Expression and activity of IL12 is not affected by insertion of tumor-targeting sequence in either subunit. Multiple VNTANST-IL12 plasmids were created with the VNTANST sequence inserted directly prior to the stop codon in the p40 subunit (a), p35 subunit (b), or both subunits (c). The blue arrows represent the VNTANST-coding sequence insertion site in the plasmid DNA. CMV: cytomegalovirus promoter; IVS: intron; pA: bovine growth hormone polyadenylation signal; STOP: stop codon. (d) Transfection of these plasmids and wild-type IL12 and a control plasmid into cells resulted in equivalent amounts of expressed IL12 in the medium of transfected cells. (e) The peptide IL12 products induced equivalent levels of IFNγ from harvested murine splenocytes. # represents P < 0.05 compared to all other groups.

Figure 2

Location of the tumor-targeting sequence affects the induced antitumor response in a tumor histotype-specific manner. The ttIL12-p40 pDNA treatments increased the antitumor activity compared to the wtIL12 pDNA treatments in the 4T1 ((a) primary tumor growth; (b) lung metastases; (c) survival) and B16F10 ((d) primary tumor growth, (e) survival) tumor models. (f) In the SCCVII model, all ttIL12-peptide pDNA treatments significantly extend survival.
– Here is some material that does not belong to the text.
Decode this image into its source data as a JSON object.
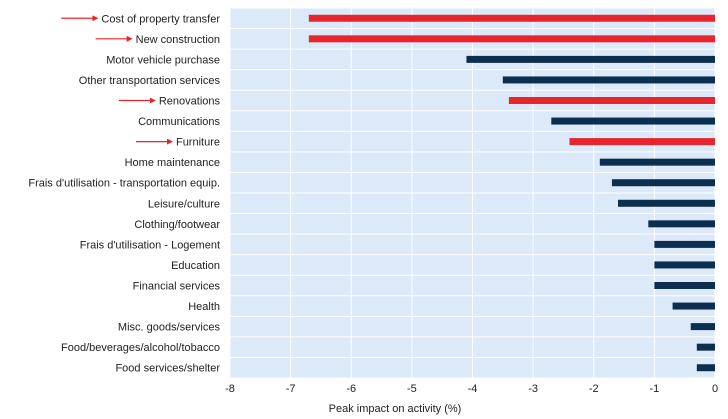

Black arrows represent treatment dates. # represents P < 0.05 compared to all other groups. ∗ represents P < 0.05 compared to all other IL12 treatment groups.

Figure 3

Tumor-targeting-mediated improvement of IL15-induced antitumor efficacy depends on the tumor histotype. (a) Diagrammatic representation of the IL15 plasmid with the IL15-coding region in the “Cytokine” region. The blue arrows represent the VNTANST-coding sequence insertion site in the plasmid DNA. CMV: cytomegalovirus promoter; IVS: intron; pA: bovine growth hormone polyadenylation signal; STOP: stop codon. (b) Equivalent inhibition of K7M3 lung metastases from wtIL15 and ttIL15 pDNA treatments (treatments on days 0 and 7). Inhibition of primary tumor growth (c) and metastatic lung tumor development (d) by ttIL15 pDNA compared to wtIL15 pDNA. Black arrows represent treatments. # represents P < 0.05 compared to all other groups.

Figure 4

Tumor-targeting PF4 gene therapy with the VNTANST sequence does not improve anticancer efficacy. Black arrows represent treatments. # represents P < 0.05 compared to all other groups. (a) Only wtPF4 was capable of inhibiting primary tumor growth, but both wtPF4 and ttPF4 equally inhibited the development of lung metastases (b). Black arrows represent treatments. # represents P < 0.05 compared to all other groups.

Figure 5

Not all tumor-targeting peptides can be successfully utilized in this gene delivery method. (a) Multiple tumor-targeting IL12 pDNAs were created by inserting the tumor-targeting peptide-coding sequences into the p40 subunit of the IL12 pDNA as in Figure 1(a). Only the wtIL12, VNTANST-IL12, and CDGRC-IL12 pDNA treatments inhibited primary tumor growth compared to the control pDNA treatments in the 4T1 tumor model. In side-by-side statistical analyses, the inhibition of primary tumor growth with VNTANST-IL12 was significantly inhibited compared to the wtIL12 and CDGRC-IL12 data on day 18 only. (b) Similar results were seen in the development of metastatic tumors in the same mice with only RGD4C not reducing development compared to control. Again, VNTANST-IL12 was significantly different from all groups in side-by-side analyses. Black arrows represent treatments. # represents P < 0.05 compared to control. ∗ represents P < 0.05 compared to all other groups.

Figure 6

Increasing the dose of ttIL12 pDNA abrogates its therapeutic benefits. Increasing the dose by 3-fold to 30 μg pDNA per treatment resulted in a loss of inhibition by ttIL12 pDNA treatments, while the wtDNA treatments retained the ability to inhibit primary tumor growth in 4T1 primary tumor growth. Black arrows represent treatments. # represents P < 0.05 compared to all other groups.